SpaceX Crew-9: acoplagem à ISS
29 de setembro de 2024
Viva a missão SpaceX Crew-9 de 29 de setembro de 2024: siga a trajetória real da cápsula Dragon até ou desde a ISS, em uma reconstrução 3D em tempo real.
É 28 de setembro de 2024.
Na plataforma 40 do Cabo Canaveral, um Falcon 9 está pronto para levar a cápsula Dragon da Crew-9 à órbita.
A Crew-9 decola da plataforma 40 do Cabo Canaveral. Um Falcon 9 leva a cápsula Dragon rumo à órbita.
Max-Q: o foguete atravessa o momento de maior estresse aerodinâmico, ainda acelerando com força.
O primeiro estágio se desliga e se solta enquanto o segundo estágio se acende para continuar a subida.
Um único motor otimizado para o vácuo agora impulsiona a cápsula pelo resto do caminho até a velocidade orbital.
A Dragon se separa do segundo estágio e segue por conta própria, iniciando a longa perseguição para alcançar a Estação Espacial.

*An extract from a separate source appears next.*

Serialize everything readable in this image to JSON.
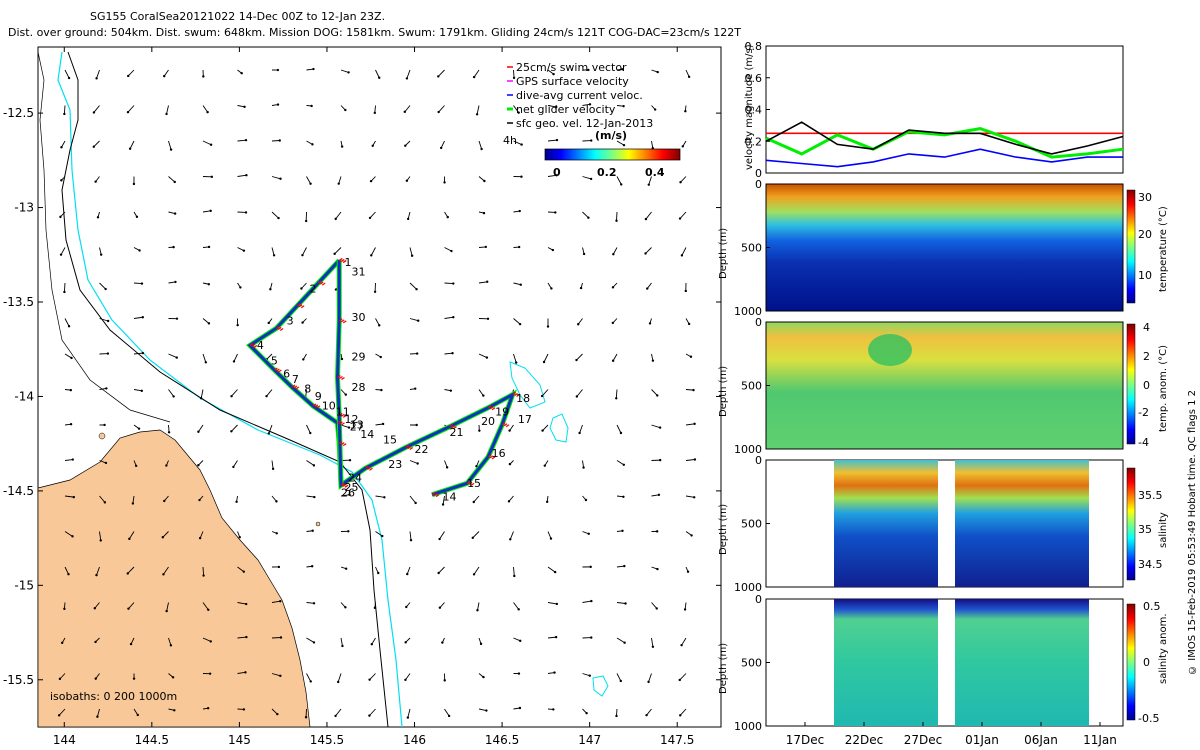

A trajetória da nave é calculada para interceptar a Estação Espacial Internacional, movendo-se a 28.000 km/h ao redor da Terra.
O tempo está acelerado para maior clareza: cada segundo aqui representa minutos de coreografia orbital real.
Cada manobra é calculada com precisão de centímetros. Em órbita, não há espaço para aproximações.
Duas pessoas estão a bordo: um astronauta americano e um cosmonauta russo, a caminho de passar vários meses na Estação Espacial Internacional.
No assento do comandante: Nick Hague, 49 anos, dos Estados Unidos.
Esta não é a primeira vez dele em órbita.
Em 2018, seu foguete Soyuz falhou logo após o lançamento.
Ele e seu companheiro de tripulação sobreviveram, salvos pelo sistema de escape de emergência da cápsula.
Agora, seis anos depois, ele volta à ISS para uma segunda estadia.
Ao lado dele: Aleksandr Gorbunov, 34 anos, da Rússia.
Ele ajudava a projetar a mesma nave que agora pilota.
Esta é a primeira vez que ele deixa a Terra.
E uma estreia para o seu país: nenhum cosmonauta russo jamais voou em uma nave americana, até agora.
A missão deles durará cerca de seis meses.
Eles estão substituindo a tripulação da Crew-8, que chegou seis meses antes.
A Crew-8 está retornando à Terra: seu tempo a bordo da ISS chegou ao fim.
A perseguição da Crew Dragon durará cerca de vinte e oito horas.
Ela sobe gradualmente de 200 a 400 quilômetros de altitude, a própria órbita da ISS.
A cada noventa minutos, a tripulação vê um nascer ou um pôr do sol: dezesseis de cada, todos os dias.
Sua velocidade permanece quase constante: cerca de 28.000 km/h.
Rápida o suficiente para permanecer em órbita, mas nunca o bastante para escapar dela.
Ao contrário desta vista panorâmica, a tripulação vê a Terra por apenas quatro pequenas janelas.
Cada quadro é um fragmento em movimento do planeta que acabaram de deixar para trás.
A ISS é agora o horizonte deles: um lar em movimento, orbitando a Terra.
Estamos entrando na fase de aproximação final.
Ela durará cerca de uma hora.
Nick e Aleksandr observam de perto, prontos para intervir se necessário. Por enquanto, o computador está pilotando.
A margem de erro é mínima: apenas alguns centímetros de desvio acionariam um aborto automático.
Durante a aproximação final, tudo se torna quase silencioso em movimento.
A Crew Dragon reduz sua velocidade relativa a apenas 0,1 metro por segundo, mais lenta que o ritmo de uma caminhada, enquanto acompanha suavemente a órbita da estação.
Está bom: a Crew Dragon está perfeitamente alinhada.
Após uma aproximação lenta e precisa, a Crew Dragon acopla à estação.
Por um breve momento, duas naves se tornam uma única estrutura contínua, orbitando a Terra juntas.
Acoplagem concluída.
Missão cumprida! Aleksandr e Nick estão prontos para embarcar na ISS.